The Copernic suspect was identified in Canada and extradited to France for trial. After two years of detention with appeals still pending he was spirited back to Ottawa.
Three Goldenberg suspects were identified – one in Amman, a second in Norway, a third in Ramallah. All these respective jurisdictions have refused extradition.
The Israeli incursion into southern Lebanon in August 1982, in response to several terrorist attacks including the explosion of a bus on the coast, revealed Palestinian training camps for European terrorist groups. On one base, extreme-left French Action Directe had apparently complained against the presence of extreme-right FANE, created by neo-Nazi Marc Fredericksen. All fled back to Europe, where they suspended targeting Jews and, in need of money, began attacking banks, then businesses, political figures, embassies and military bases. Governments cracked down until groups such as French Action Directe, German RAF/Baader-Meinhoff and Italian Red Brigades were neutralized.
Now we learn from the French daily Le Parisien of August 8, of a scandalous revelation that following Goldenberg, the then-head of French Intelligence cut a deal with Palestinian terrorists, reportedly with the most brutal Abu Nidal, the very murderer of Goldenberg’s. The deal was apparently freedom of movement in France in exchange for a moratorium on violence on French territory.
THE SCOOP by Le Parisien has also re-awakened a dormant, closely related issue. After our public condemnation of the Goldenberg atrocity, I received a call from a French commercial pilot. We met.
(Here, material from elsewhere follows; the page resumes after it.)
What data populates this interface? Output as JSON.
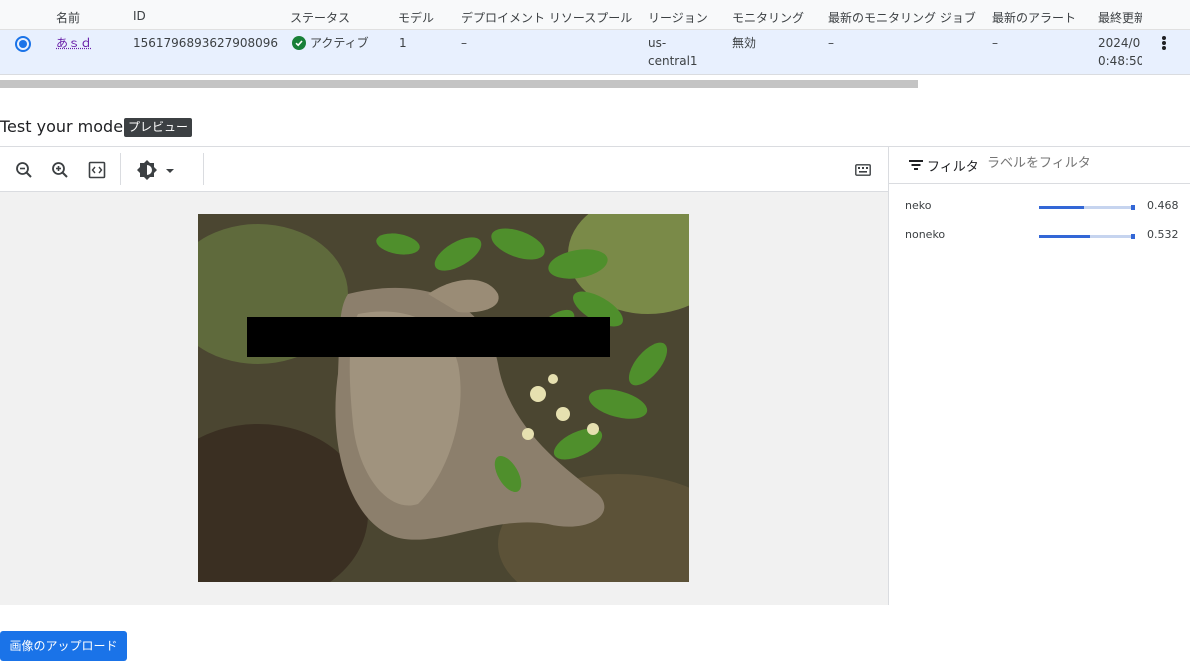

He described how Palestinian arms were reaching Europe.
He claimed that materiel was assembled off the coast of Venezuela, on Isla Margarita – today a free-trade zone controlled by Hezbollah – with a growing presence of Hamas, al-Qaeda and ISIS fugitives among an Arab community of some 12,000. Isla Margarita appeared in a report by the assassinated Argentine prosecutor Alberto Nisman as part of what is now called “Latin Arabia,” from Surinam to Venezuela, Bolivia, Chile, the Argentine-Brazil-Paraguay Triple Frontier Region and Trinidad-Tobago.
The arms would be sent by boat to the French Caribbean islands of Guadeloupe or Martinique, also hosting communities of Lebanese, Syrians and Palestinians, especially those who had fled the Lebanon civil war in the 1970s and ‘80s.
“From these French territories, flights considered as domestic could freely arrive in Paris without security or customs controls,” claimed the pilot.
At the time, we turned to the Élysée Palace and were assured that president François Mitterand himself knew nothing of this deal.
A few days later, we learned that the “delegate general of Palestine” (aka “ambassador of Palestine”) to France, Ibrahim Souss – considered a master concert pianist rather than an agent of terror – was hauled into the Quai d’Orsay Foreign Office, allegedly to discuss the islands’ “traffic” issue.
If Le Parisien and our pilot source are correct, the arms supply to Abu Nidal through France into Europe could have been used in his terrorist organization’s subsequent deadly itinerary resulting in at least 400 murdered victims and many more wounded:
• November 23, 1985: EgyptAir Flight 648 hijacking and stand-off in Malta, 58 killed.
• December 27, 1985: Simultaneous shootings at the El Al ticket counters in Rome and Vienna airports, 20 killed, 138 wounded.
• September 5, 1986: Pan American flight 73 hijacking, 20 killed, 120 wounded.
• September 6, 1986: Attack against the Neve Shalom synagogue in Istanbul, 22 killed.
• July 11, 1988: Attack on a Greek cruise ship, 10 killed, 98 wounded.
• December 21, 1988: Pan American flight 103 explosion over Lockerbie, Scotland, claimed by Abu Nidal among other suspects, 270 killed.
We salute Le Parisien and hope that its investigation will also include the arms-supply route with a call on the appropriate French authorities to consider punitive measures for such deals as a memorial gesture to the victims and their families.
The writer is director for international relations of the Simon Wiesenthal Center.